“Despite our deep roots in eCommerce, we’ve always believed in the persistent power of physical retail,” Amit Sharma, founder and CEO of Narvar, said in the release.
He added that the collaboration will give consumers more choices while also increasing retailers’ efficiency.
The new service enables customers to drop off returns from about two dozen brands at 80,000 participating Simon locations, the release stated. Simon specializes in regional malls and outlet centers.
“Our properties continue to be a town square destination for the communities they serve,” said Andy Hutcherson, senior vice president of Innovation and Customer Experience at Simon, in the release.
He added that offering a cross-section of different services at Simon properties gives people a chance to “consolidate errands and save time.”
One-third of shoppers have dropped off returns at third-party locations, according to a survey by Narvar, per the release. Trip consolidation was cited as the main reason by 41 percent of the respondents.
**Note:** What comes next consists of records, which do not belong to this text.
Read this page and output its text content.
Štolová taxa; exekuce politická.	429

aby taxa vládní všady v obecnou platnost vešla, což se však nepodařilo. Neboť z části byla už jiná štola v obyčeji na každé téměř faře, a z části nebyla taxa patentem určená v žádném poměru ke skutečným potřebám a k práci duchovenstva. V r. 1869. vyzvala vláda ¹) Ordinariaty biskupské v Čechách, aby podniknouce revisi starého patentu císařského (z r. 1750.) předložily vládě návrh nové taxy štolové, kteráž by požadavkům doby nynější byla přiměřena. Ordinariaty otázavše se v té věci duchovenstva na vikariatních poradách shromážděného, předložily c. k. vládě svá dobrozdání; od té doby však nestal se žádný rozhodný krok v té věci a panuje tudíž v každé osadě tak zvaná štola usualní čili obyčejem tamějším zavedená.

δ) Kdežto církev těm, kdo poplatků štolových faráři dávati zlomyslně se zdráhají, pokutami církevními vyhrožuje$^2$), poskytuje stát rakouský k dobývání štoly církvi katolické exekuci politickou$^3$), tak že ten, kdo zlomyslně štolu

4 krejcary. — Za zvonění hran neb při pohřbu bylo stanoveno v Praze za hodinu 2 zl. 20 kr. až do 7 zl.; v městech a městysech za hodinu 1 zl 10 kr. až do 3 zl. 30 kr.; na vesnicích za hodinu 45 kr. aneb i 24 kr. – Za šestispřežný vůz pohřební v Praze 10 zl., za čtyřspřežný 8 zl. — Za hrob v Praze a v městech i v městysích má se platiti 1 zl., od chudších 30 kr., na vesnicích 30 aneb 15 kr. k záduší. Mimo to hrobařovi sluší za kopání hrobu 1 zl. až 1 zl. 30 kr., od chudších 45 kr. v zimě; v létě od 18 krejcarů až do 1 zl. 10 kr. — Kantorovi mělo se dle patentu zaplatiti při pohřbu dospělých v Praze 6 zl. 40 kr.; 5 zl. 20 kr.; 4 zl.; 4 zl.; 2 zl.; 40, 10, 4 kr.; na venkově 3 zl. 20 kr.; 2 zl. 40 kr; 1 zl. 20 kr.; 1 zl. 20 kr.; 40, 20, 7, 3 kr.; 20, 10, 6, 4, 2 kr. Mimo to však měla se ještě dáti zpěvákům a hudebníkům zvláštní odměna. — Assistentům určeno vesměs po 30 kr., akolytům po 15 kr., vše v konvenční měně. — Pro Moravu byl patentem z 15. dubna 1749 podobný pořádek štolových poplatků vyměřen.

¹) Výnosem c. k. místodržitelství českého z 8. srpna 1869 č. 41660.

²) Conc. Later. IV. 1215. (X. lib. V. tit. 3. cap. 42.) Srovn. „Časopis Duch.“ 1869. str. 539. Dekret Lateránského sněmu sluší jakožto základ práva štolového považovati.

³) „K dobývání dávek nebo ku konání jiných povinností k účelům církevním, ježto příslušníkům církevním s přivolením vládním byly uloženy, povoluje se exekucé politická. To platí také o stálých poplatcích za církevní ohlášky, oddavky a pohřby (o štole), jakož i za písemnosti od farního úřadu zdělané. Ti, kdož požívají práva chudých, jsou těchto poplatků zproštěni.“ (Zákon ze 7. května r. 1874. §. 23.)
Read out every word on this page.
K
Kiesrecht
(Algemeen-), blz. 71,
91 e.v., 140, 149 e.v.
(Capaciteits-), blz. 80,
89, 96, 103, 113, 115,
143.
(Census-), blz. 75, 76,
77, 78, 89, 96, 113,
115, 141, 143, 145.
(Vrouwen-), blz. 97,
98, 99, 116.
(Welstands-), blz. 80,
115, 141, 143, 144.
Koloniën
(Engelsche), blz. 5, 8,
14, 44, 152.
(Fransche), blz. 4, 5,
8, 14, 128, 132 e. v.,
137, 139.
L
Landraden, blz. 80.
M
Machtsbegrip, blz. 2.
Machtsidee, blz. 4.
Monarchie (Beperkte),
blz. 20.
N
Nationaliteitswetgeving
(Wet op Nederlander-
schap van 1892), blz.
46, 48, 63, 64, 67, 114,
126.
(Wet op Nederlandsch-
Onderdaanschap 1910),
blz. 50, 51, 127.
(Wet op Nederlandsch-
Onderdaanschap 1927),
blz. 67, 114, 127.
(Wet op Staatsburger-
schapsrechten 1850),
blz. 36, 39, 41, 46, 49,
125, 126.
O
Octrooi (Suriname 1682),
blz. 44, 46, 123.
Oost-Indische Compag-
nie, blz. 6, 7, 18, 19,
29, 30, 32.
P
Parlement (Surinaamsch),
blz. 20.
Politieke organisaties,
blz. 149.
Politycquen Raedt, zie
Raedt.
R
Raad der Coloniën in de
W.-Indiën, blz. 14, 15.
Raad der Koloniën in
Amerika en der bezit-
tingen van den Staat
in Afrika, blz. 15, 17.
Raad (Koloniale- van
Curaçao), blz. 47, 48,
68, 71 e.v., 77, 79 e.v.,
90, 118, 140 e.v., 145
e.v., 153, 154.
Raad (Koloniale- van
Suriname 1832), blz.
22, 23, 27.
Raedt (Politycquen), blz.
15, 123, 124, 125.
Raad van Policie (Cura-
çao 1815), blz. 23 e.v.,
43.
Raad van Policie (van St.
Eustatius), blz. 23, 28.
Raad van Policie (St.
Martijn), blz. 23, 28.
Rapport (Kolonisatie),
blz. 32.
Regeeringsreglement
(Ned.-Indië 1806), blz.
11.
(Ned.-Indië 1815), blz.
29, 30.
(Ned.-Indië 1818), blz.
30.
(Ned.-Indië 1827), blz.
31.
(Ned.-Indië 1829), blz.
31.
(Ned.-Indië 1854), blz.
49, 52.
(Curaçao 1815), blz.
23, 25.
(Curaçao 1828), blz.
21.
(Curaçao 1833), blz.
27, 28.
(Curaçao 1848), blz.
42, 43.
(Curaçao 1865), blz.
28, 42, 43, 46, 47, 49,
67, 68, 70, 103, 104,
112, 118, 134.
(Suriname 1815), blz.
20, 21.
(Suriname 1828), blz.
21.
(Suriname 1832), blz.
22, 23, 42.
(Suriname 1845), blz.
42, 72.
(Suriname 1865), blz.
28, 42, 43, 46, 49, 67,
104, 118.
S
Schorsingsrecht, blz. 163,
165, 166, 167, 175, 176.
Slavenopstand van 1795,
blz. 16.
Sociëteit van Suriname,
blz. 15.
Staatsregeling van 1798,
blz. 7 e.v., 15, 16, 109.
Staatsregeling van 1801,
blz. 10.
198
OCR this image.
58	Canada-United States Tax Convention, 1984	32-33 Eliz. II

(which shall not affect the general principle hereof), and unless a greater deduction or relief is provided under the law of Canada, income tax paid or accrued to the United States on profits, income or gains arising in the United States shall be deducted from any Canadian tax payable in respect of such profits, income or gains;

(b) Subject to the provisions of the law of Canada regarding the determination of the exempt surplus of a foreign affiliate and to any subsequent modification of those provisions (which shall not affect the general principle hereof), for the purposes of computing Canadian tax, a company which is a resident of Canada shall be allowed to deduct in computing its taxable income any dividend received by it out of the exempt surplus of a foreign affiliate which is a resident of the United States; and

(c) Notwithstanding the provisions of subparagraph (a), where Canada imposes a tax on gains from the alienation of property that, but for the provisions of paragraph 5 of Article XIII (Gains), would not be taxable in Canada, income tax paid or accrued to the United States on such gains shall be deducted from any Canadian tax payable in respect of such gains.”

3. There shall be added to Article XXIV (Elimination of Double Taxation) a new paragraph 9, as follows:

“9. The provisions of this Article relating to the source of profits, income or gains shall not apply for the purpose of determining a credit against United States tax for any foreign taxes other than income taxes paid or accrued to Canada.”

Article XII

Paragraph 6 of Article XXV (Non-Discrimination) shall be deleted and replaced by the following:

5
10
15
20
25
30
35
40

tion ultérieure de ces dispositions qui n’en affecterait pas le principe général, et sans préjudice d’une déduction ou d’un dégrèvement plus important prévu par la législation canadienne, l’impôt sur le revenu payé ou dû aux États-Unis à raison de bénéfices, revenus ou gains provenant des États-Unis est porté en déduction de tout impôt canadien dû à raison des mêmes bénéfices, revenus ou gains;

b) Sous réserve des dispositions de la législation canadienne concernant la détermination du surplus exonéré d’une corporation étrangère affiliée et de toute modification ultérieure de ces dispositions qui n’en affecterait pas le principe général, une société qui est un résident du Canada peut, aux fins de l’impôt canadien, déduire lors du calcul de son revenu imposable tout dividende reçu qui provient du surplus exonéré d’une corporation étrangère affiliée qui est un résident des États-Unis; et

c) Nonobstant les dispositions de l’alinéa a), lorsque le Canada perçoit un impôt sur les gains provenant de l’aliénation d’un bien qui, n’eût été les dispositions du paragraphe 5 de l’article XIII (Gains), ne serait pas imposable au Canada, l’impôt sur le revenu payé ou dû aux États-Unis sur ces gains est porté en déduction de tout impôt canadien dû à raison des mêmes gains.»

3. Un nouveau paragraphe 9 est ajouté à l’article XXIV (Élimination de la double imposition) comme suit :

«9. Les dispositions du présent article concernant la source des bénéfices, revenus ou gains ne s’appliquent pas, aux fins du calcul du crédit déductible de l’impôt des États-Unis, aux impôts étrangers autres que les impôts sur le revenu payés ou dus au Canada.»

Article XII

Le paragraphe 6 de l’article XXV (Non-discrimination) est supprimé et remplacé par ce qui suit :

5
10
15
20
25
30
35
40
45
In separate news, Amazon is negotiating with Simon to transform malls. On the table is a proposal to turn some of the department stores at Simon’s mall properties into Amazon distribution centers or fulfillment hubs.
Despite lower occupancy rates and rent collections at its shopping centers, Simon’s third quarter net income of $145.9 million is being seen by some as a sign that brick-and-mortar retail still has a strong pulse. The occupancy rate at its mall and outlet properties was 91 percent. Rent collections were 85 percent.
The pandemic not only changed the way people shop, work and study, it also changed returns, something Narvar is helping to manage. The increase in eCommerce purchases has triggered an increase in returns. The rise in digital revenue also correlates with an increase in the cost of shipping and returns.